С нехарактерной для себя чопорностью Октавия сделала книксен, оставила корзинку на террасе и направилась к одной двери, в то время как из другой выплыла миссис Сноудон.
– Ну вот я сам с этим и покончил, – вздохнул Трехерн. Взор его нехотя отвлекся от девичьей фигурки, чтобы остановиться на величественной женщине, которая приближалась стремительно и бесшумно, впрочем, сохраняя грациозность.

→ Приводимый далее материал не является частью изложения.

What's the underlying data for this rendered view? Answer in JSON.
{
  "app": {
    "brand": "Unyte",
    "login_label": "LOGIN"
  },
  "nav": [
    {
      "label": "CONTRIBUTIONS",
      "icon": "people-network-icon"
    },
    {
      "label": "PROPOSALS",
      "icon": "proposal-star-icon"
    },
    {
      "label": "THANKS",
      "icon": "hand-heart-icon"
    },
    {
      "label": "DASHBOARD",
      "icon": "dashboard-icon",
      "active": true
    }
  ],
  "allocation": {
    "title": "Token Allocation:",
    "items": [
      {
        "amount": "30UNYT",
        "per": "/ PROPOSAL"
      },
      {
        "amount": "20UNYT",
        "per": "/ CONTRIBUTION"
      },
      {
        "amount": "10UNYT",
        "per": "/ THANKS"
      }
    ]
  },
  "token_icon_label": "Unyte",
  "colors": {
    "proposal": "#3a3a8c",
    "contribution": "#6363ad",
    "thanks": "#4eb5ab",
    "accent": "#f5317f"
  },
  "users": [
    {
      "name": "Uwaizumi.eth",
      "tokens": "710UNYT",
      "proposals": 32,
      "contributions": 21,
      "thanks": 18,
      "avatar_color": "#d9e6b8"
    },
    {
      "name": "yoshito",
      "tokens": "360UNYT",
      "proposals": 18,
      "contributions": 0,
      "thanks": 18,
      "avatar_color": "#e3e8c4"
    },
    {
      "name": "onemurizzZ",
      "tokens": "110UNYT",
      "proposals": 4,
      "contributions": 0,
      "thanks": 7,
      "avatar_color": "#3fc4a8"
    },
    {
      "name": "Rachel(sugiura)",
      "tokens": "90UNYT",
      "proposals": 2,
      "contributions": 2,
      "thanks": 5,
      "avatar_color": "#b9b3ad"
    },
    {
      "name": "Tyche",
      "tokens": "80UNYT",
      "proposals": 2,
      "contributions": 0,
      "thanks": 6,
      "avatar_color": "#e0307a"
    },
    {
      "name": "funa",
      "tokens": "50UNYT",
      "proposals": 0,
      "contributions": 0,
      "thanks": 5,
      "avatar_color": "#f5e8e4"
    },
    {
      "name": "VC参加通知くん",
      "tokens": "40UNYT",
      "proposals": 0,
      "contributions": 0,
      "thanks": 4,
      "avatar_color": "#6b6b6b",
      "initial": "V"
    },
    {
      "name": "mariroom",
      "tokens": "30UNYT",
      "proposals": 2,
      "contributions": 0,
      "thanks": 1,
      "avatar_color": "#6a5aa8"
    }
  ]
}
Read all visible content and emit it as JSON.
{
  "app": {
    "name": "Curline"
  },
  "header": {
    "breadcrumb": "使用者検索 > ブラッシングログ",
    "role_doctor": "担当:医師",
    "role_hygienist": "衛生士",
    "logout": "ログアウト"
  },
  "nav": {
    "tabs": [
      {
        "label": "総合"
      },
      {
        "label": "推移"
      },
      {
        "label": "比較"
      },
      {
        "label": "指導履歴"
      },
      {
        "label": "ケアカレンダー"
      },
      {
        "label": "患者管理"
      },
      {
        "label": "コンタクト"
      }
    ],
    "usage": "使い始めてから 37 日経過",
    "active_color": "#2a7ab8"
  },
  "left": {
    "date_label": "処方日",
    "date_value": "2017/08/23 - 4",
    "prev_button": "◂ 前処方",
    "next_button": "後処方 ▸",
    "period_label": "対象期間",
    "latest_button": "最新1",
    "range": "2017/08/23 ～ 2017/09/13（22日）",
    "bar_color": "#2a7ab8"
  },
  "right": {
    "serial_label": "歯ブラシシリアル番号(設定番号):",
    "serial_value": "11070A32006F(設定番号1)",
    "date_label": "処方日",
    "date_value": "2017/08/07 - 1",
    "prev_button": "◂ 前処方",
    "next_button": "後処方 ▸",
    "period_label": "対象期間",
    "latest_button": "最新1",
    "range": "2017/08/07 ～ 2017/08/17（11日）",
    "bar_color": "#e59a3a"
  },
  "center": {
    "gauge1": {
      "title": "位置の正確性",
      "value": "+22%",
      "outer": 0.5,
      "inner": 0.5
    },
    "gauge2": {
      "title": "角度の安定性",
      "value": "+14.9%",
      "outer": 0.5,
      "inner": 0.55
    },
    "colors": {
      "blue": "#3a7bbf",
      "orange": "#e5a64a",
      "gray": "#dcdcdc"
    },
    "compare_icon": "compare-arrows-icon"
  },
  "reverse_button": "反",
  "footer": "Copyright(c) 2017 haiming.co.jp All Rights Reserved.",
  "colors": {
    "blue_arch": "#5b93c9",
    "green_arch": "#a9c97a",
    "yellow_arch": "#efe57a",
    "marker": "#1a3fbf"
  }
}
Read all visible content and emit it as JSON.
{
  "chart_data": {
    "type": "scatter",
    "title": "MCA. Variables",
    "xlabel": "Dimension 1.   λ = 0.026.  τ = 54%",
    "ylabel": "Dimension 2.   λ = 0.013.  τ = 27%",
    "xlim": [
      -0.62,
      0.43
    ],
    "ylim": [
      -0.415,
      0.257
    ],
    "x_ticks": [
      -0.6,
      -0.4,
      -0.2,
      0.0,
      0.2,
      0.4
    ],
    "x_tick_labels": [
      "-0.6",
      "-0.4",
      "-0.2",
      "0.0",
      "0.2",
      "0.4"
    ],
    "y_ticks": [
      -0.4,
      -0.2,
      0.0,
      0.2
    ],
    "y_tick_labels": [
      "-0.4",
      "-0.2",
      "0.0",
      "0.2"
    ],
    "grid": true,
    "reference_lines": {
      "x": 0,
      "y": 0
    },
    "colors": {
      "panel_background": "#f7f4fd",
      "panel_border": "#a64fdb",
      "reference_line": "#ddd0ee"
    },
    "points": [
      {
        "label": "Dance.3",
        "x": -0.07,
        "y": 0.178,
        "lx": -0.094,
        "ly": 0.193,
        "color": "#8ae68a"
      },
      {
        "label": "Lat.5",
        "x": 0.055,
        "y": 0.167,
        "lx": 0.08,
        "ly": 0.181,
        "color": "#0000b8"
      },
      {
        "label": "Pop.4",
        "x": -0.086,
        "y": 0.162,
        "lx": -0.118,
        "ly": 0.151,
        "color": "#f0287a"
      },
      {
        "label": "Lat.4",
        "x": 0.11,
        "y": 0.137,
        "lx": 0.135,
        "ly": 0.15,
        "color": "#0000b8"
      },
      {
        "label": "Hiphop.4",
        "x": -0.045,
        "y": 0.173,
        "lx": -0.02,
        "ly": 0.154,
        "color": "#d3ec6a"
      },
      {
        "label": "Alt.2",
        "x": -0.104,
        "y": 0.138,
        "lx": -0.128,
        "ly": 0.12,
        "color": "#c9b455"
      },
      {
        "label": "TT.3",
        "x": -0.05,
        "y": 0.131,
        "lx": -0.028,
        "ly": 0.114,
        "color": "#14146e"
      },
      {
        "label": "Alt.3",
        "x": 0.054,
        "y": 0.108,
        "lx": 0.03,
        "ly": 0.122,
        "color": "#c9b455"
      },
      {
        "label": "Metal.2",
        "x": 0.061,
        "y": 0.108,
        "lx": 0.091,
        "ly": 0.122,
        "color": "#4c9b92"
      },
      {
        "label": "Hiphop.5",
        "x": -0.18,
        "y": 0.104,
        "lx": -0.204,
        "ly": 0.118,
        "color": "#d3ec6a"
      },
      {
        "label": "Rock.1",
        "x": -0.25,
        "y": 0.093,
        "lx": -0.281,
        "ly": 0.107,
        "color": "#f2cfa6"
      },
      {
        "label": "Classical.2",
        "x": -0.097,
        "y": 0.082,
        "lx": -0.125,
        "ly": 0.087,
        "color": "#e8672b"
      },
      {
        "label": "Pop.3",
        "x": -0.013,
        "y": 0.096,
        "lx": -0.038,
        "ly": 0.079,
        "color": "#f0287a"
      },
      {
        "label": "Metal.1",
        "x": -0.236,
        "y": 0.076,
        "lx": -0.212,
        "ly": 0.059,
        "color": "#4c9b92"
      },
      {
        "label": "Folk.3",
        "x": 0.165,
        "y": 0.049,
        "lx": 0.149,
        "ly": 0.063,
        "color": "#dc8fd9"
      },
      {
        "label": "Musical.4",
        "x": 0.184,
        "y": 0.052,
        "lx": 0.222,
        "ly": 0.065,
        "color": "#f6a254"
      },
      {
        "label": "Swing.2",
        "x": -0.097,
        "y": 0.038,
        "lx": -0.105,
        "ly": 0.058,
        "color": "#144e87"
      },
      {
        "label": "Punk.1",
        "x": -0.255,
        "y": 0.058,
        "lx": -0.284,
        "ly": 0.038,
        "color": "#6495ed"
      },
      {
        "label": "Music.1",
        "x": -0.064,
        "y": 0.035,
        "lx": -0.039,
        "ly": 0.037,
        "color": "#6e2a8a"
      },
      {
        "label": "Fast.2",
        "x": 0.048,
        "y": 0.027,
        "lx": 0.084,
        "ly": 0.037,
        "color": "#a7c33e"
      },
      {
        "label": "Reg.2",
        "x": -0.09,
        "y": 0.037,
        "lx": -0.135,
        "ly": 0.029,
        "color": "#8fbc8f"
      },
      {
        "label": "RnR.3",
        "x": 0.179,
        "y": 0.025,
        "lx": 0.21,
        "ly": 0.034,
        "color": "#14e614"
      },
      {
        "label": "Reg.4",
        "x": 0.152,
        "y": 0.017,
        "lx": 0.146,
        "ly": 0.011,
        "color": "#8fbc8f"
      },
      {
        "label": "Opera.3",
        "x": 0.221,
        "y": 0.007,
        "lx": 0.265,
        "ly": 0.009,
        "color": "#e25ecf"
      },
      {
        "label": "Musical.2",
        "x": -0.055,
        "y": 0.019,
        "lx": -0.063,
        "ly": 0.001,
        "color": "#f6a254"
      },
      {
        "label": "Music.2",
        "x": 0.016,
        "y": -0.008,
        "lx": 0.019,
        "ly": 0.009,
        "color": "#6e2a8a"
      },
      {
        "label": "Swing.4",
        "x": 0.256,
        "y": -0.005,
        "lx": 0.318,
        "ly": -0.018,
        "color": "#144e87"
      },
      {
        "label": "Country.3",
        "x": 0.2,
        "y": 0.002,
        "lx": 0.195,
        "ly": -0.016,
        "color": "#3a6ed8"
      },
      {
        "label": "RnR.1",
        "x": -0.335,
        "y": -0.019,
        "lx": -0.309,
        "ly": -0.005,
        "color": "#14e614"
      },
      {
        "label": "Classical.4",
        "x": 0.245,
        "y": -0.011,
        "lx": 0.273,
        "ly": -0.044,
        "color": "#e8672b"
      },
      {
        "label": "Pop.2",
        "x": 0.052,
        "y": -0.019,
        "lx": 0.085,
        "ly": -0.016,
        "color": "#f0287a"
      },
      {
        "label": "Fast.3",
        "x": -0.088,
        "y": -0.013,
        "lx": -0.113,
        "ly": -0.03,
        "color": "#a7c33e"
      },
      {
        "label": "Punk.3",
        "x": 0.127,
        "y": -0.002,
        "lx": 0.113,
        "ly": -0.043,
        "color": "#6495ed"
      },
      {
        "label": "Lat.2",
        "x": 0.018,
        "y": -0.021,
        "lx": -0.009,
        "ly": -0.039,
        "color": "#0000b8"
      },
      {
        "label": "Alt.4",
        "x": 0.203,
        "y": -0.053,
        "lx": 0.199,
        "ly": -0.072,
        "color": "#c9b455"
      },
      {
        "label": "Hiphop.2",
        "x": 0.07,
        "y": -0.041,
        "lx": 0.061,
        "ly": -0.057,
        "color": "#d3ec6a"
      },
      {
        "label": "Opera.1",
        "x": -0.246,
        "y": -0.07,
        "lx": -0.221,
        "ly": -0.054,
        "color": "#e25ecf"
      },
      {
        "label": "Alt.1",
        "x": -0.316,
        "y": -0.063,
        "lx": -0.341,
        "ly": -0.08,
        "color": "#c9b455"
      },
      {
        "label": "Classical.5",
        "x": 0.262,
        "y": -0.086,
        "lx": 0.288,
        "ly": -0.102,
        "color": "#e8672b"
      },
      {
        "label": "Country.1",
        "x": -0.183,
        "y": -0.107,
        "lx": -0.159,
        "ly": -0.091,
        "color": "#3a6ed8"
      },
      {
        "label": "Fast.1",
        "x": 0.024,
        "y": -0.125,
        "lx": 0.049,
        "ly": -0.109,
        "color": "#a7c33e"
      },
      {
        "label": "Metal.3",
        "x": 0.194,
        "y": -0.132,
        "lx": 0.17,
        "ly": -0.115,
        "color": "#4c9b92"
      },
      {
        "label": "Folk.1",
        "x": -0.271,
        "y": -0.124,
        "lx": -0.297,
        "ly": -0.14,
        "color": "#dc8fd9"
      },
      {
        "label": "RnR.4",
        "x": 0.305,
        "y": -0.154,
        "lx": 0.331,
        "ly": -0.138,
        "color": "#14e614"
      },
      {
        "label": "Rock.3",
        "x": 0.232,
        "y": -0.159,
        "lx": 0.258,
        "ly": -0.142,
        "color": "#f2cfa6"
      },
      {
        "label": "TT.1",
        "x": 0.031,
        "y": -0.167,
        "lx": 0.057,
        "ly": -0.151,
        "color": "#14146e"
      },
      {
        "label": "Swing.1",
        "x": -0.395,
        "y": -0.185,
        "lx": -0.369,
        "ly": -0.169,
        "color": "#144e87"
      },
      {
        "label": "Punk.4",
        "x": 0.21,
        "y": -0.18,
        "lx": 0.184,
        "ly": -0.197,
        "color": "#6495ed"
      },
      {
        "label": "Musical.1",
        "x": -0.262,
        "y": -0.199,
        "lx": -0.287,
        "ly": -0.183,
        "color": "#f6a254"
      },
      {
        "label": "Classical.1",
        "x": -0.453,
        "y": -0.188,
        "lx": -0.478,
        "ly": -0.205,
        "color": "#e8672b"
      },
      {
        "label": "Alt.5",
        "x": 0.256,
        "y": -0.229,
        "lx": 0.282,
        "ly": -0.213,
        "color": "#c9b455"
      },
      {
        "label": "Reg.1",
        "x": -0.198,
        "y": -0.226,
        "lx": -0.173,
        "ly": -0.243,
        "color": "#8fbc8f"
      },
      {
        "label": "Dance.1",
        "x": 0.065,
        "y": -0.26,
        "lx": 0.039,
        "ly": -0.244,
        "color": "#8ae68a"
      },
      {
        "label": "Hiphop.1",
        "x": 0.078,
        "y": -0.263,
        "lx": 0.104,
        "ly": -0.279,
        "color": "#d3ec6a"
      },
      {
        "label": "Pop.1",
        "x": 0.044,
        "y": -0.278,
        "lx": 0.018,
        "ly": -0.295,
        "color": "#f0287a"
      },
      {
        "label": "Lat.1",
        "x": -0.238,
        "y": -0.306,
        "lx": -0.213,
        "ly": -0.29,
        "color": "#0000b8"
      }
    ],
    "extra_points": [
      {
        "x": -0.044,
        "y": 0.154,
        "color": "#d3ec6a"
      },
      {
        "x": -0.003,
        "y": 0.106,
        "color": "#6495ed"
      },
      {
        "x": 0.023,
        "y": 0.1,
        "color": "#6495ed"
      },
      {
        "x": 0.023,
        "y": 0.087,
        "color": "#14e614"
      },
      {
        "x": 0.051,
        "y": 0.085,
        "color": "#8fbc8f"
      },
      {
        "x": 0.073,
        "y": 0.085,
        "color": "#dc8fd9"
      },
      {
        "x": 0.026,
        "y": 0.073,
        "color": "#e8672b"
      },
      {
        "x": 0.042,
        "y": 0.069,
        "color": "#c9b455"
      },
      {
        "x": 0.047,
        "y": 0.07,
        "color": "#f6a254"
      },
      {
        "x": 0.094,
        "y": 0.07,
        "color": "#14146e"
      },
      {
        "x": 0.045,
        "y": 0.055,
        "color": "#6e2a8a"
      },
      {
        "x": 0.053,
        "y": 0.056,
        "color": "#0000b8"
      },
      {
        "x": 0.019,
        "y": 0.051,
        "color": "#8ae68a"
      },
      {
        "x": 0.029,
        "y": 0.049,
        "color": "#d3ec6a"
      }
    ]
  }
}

Блеск и великолепие всегда сопровождали миссис Сноудон. Она обожала роскошь и обладала красотой того типа, что делает уместными наряды и аксессуары, которые на женщине более скромной наружности смотрелись бы безвкусно и нелепо. В то утро миссис Сноудон надела настоящий восточный бурнус. Капюшон, расшитый алыми, голубыми и золотыми нитями, придавал ее изящному лицу налет яркой экзотичности, а черные локоны немало выигрывали от соседства массивных золотых кистей. Миссис Сноудон явно знала, как носить такие вещи, варварская пышность бурнуса очень ей шла. Прохладный воздух слегка коснулся ее щек, и они покрылись нежным румянцем, глаза, обыкновенно мрачные, так и светились, а губы были полураскрыты в счастливой улыбке.
– Добро пожаловать, Клеопатра! – воскликнул Трехерн, вовремя подавив смешок, ибо павлины с пронзительными криками бросились врассыпную, когда увидели, что непонятное существо, волоча по земле шуршащий шелковый шлейф, вступает в их владения.
– С тем же успехом я могла бы сказать «Здравствуйте, Тадеуш Варшавский[31]», ведь вы с вашей романтической бледностью и печалью, да еще в этих роскошных мехах, смотритесь истинным поляком, – парировала миссис Сноудон, замедляя шаг. Ее глаза не скрывали восхищения.
Трехерну взгляд не понравился. Протягивая миссис Сноудон корзинку с хлебом, он резко произнес:
– Я избавился от общества кузины и теперь предлагаю вам оказать честь павлинам. Не покормите ли вы их?
– Нет, благодарю, домашняя птица меня не интересует, как вам известно. Я пришла ради разговора с вами, – нетерпеливо отвечала миссис Сноудон.
– Я к вашим услугам.
– Позволите задать несколько вопросов?
– Разве хоть один мужчина когда-нибудь отказал миссис Сноудон?
– Оставьте комплименты! В ваших устах они не более чем язвительные замечания и попытки увильнуть. Тогда, за границей, я невольно обманулась и скоропалительно вышла за старика. Теперь скажите мне прямо, каково положение дел.
– Джаспер имеет все. Я – ничего.
– Я очень рада.
– Мои благодарности за чистосердечный ответ. По крайней мере, вы искренни, – с горечью бросил Трехерн.
– Да, я говорю от сердца, Морис, и позвольте мне это доказать.
Коляска Трехерна стояла почти вплотную к балюстраде. Миссис Сноудон облокотилась на резные перила, повернувшись спиной к дому. Ее лицо было скрыто высокой вазой. Неотрывно глядя Трехерну в глаза, она заговорила приглушенным голосом:
– Два года назад, когда мы расстались, вам казалось, что я не могу выбрать между вами и Джаспером. Я действительно колебалась, но вовсе не титул и состояние лежали на двух чашах весов, а долг и любовь. Мой отец, восторженный и наивный старик, вбил себе в голову, что я непременно должна сделаться леди. Для него во мне заключался весь мир. Он неумеренно гордился моей красотой; по его мнению, ни один мужчина без титула не был меня достоин. А я нежно любила его. Можете сомневаться, ведь в ваших глазах я эгоистична, своевольна и суетна, и все же я имею сердце, и при ином воспитании из меня могла бы получиться более добродетельная женщина. Впрочем, теперь это не имеет значения – слишком поздно. А вот второе место в моем сердце – после отца – занимали вы. Нет, слушайте, слушайте! Я должна оправдаться перед вами. Я не оскорблю честь генерала. Он добр, снисходителен, щедр, я уважаю его и благодарна ему; пока он жив, я буду ему верна.